As to the other issue you raise Tom, about the guy’s technique, you don’t criticize the rocking back and forth that McEwen or Cavendish do at the end of the race in a sprint. While technique is all fine and good for a time trial, in a sprint finish, form is sacrificed for power and acceleration. As Lezak had the fastest relay split time in history, I believe this was exactly the case. (FYI, relay splits are from when the toes leave the starting block, rather than a gun going off, which is why they can be faster than ordinary race times for the same distance) In fact Lezak’s race was one of the most analogous to a cycling sprint finish I’ve ever seen. He tucked in his rivals slipstream, until the last 15 seconds of the race when he rocketed past his competition.
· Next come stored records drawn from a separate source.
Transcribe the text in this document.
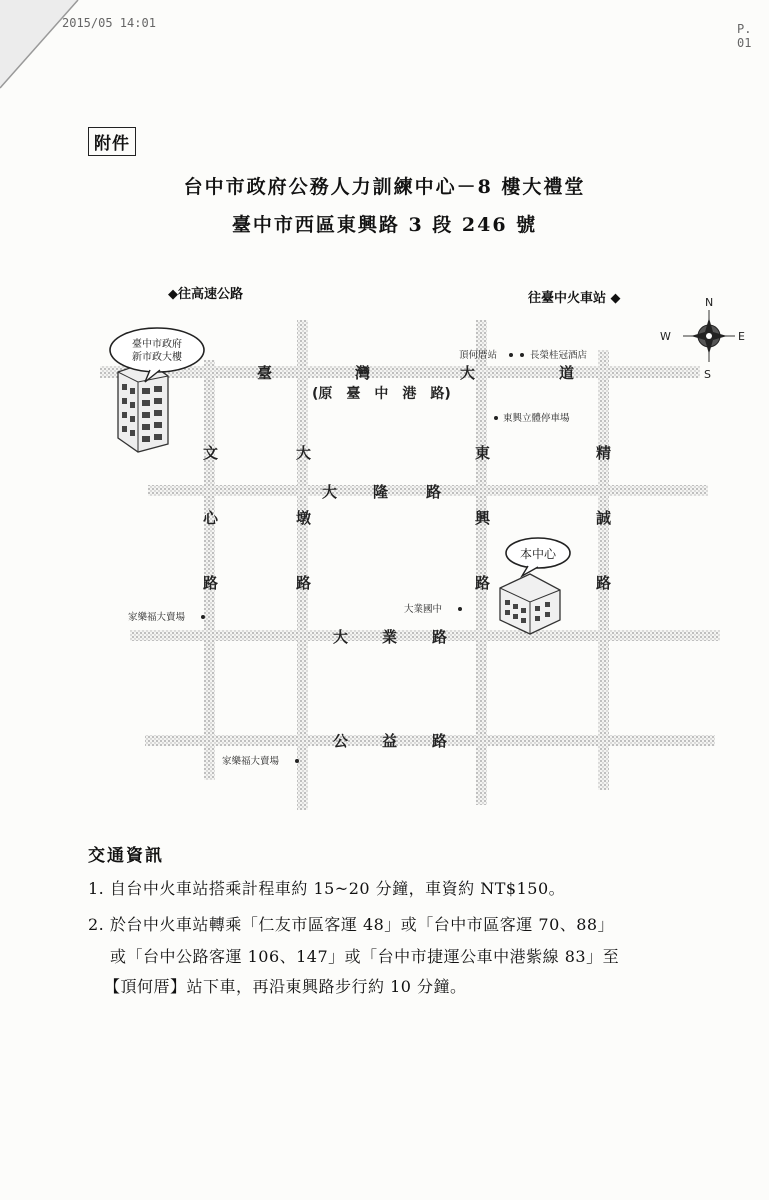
2015/05 14:01	P. 01
附件
台中市政府公務人力訓練中心－8 樓大禮堂
臺中市西區東興路 3 段 246 號
◆往高速公路	往臺中火車站 ◆
臺	灣	大	道
(原　臺　中　港　路)
文
心
路
大
墩
路
東
興
路
精
誠
路
大 隆	路
大 業 路
公 益 路
頂何厝站	長榮桂冠酒店
東興立體停車場
家樂福大賣場
大業國中
家樂福大賣場
臺中市政府
新市政大樓
本中心
N
S
W	E
交通資訊
1. 自台中火車站搭乘計程車約 15~20 分鐘，車資約 NT$150。
2. 於台中火車站轉乘「仁友市區客運 48」或「台中市區客運 70、88」
或「台中公路客運 106、147」或「台中市捷運公車中港紫線 83」至
【頂何厝】站下車，再沿東興路步行約 10 分鐘。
Rolling a bit much yeah, but he was wringing every ounce of power he could out of his body.

While not completely equivalent, one quick and dirty way to estimate power output between sports is to look at the amount of time they take. Considering how crude it is, it is suprisingly accurate. 500m in track cycling is very similar to 50m in water 1km in track cycling is roughly comparable to 100m in water. But the world records in cycling are often from high altitude circuits, because the air is thinner. These new pools could be looked at giving a similar advantage to the swimmer that the “high altitude” circuits do for track cyclists.
William Schart August 12, 2008 at 11:03 pm: It amazes me that world class athletes still engage in pre-event trash talk, thereby providing bulletin board material for the trashed, who then go on to win. You seem to see it over and over again. That is perhaps one further reason why the US team won.